2. The condemnor also contends that the court erred in allowing the introduction of the 1972 assessed value of the taxing authorities (which was $6,000). It cites two cases which hold tax assessments to be inadmissible unless they are sworn to by the taxpayer as his own valuation. Seagraves v. Seagraves, 193 Ga. 280 (18 SE2d 460)
; Gruber v. Fulton County, 111 Ga. App. 71 (140 SE2d 552)
. Both of these cases, however, involve the use of the assessment against the taxpayer and follow the general rule of excluding this kind of evidence. While the Georgia cases seem to be based on the lack of the owner's affidavit, the usual reason given is that "it is an open secret that the assessment rarely approaches the true market value" and that "no inference can fairly be drawn against an owner of land from his failure to protest that the valuation put upon it by the assessors was too low." 5 Nichols on Eminent Domain, 22-6, 22-7 22.1.

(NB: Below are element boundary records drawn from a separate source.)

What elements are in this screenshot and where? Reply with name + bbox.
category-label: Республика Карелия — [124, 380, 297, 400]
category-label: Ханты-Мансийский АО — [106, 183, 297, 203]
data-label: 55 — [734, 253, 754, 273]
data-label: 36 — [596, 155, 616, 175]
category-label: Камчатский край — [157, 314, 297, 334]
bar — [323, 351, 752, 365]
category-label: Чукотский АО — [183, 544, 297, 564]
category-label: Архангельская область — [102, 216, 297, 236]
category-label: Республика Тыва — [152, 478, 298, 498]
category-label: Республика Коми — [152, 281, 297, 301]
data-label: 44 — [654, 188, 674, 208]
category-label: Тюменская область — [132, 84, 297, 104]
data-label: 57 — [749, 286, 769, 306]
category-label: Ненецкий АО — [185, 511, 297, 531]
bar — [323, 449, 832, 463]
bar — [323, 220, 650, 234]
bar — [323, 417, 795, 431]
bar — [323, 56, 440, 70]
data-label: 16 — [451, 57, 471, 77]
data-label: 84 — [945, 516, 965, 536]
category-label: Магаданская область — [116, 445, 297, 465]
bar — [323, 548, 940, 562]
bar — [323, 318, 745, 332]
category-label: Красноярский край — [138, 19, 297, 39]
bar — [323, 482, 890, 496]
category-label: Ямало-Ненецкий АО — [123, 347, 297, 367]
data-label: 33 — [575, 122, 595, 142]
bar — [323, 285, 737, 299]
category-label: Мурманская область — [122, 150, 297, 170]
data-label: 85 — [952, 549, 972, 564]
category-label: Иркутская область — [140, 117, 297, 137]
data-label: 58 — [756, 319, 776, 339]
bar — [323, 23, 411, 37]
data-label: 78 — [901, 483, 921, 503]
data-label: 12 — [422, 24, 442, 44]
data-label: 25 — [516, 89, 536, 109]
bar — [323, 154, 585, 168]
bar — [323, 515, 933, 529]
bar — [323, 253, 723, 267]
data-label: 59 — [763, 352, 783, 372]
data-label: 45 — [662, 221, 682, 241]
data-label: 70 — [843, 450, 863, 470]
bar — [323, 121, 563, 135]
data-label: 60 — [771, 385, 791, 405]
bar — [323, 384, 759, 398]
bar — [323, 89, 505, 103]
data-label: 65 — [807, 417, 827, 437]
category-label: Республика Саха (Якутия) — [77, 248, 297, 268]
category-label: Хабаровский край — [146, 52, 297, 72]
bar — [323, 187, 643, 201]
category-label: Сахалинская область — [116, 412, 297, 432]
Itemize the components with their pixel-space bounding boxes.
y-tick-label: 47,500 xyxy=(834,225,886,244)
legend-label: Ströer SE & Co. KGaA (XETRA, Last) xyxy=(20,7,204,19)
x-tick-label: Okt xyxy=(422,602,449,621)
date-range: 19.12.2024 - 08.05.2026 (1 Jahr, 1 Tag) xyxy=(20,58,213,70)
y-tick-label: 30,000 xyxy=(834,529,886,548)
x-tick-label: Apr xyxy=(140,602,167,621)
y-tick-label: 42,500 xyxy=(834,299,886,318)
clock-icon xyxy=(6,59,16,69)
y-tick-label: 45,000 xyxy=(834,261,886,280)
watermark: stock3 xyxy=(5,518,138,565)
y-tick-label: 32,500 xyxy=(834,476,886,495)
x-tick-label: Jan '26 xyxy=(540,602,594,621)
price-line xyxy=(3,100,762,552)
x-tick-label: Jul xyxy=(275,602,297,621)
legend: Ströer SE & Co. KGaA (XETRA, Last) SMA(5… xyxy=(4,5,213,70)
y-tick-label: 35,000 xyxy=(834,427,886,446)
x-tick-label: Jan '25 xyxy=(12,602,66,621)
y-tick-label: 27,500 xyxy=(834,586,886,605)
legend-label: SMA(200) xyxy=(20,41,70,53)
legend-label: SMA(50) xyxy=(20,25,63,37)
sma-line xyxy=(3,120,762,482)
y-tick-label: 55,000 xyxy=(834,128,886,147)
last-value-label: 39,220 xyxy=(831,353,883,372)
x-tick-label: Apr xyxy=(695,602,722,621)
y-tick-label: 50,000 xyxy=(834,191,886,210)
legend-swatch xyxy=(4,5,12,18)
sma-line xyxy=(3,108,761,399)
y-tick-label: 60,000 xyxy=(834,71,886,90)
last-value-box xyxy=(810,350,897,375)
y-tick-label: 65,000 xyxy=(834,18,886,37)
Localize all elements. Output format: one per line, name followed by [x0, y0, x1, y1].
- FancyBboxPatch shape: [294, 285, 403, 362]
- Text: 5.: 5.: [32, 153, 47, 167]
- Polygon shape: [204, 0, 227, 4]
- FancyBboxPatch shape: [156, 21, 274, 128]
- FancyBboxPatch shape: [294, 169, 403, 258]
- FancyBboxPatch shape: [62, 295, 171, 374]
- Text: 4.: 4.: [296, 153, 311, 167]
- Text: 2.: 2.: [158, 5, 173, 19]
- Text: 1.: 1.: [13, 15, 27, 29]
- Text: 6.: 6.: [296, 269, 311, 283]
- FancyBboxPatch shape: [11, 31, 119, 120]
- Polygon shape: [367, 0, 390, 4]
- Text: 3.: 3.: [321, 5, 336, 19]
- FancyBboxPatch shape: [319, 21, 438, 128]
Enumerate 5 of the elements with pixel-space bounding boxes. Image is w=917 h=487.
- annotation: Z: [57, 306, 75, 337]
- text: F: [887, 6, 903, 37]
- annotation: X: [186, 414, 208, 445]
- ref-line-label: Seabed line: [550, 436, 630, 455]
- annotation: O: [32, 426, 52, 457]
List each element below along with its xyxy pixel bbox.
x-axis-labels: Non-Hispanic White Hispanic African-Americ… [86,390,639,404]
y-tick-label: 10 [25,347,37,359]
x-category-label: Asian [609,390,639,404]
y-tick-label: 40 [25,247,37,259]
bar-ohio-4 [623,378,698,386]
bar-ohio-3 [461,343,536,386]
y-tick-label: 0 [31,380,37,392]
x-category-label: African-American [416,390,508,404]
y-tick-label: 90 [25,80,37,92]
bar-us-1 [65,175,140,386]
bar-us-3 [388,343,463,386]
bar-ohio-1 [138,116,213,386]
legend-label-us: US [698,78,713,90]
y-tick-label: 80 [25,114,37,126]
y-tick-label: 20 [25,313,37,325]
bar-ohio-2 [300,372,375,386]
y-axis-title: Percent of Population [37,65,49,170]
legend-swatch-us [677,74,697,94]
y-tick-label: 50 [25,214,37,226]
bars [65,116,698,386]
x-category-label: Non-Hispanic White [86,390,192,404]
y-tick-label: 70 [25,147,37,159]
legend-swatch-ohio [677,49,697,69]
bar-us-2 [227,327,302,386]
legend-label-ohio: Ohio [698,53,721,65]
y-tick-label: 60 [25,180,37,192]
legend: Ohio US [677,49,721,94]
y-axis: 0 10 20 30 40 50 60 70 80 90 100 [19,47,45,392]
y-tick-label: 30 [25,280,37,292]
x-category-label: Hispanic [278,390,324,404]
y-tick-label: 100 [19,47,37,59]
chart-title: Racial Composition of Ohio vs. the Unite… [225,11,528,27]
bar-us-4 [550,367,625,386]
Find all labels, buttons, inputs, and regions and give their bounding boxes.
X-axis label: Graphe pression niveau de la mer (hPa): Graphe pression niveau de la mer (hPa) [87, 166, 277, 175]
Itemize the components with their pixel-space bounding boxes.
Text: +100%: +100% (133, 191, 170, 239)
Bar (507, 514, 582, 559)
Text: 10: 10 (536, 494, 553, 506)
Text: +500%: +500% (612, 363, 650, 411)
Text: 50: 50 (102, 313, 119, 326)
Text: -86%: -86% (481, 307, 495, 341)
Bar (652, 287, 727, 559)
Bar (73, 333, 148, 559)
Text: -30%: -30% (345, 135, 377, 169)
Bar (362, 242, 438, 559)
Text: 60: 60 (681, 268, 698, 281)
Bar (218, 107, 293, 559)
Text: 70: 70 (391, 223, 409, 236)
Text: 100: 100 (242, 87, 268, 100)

There are, however, a significant number of cases in other jurisdictions which allow this evidence to contradict or impeach a witness adverse to the owner, although not as original evidence of market value or as an estoppel against the condemnor. See Annot. 39 ALR2d 209, 23-25. We believe this is the better view and fits the circumstances of this case.
The issue arose here when another expert witness for the condemnor testified that he had considered the 1971 tax valuation when making his appraisal but not the one for 1972. It was proper to attempt to cast doubt on this witness s opinion by showing that which he had failed to consider.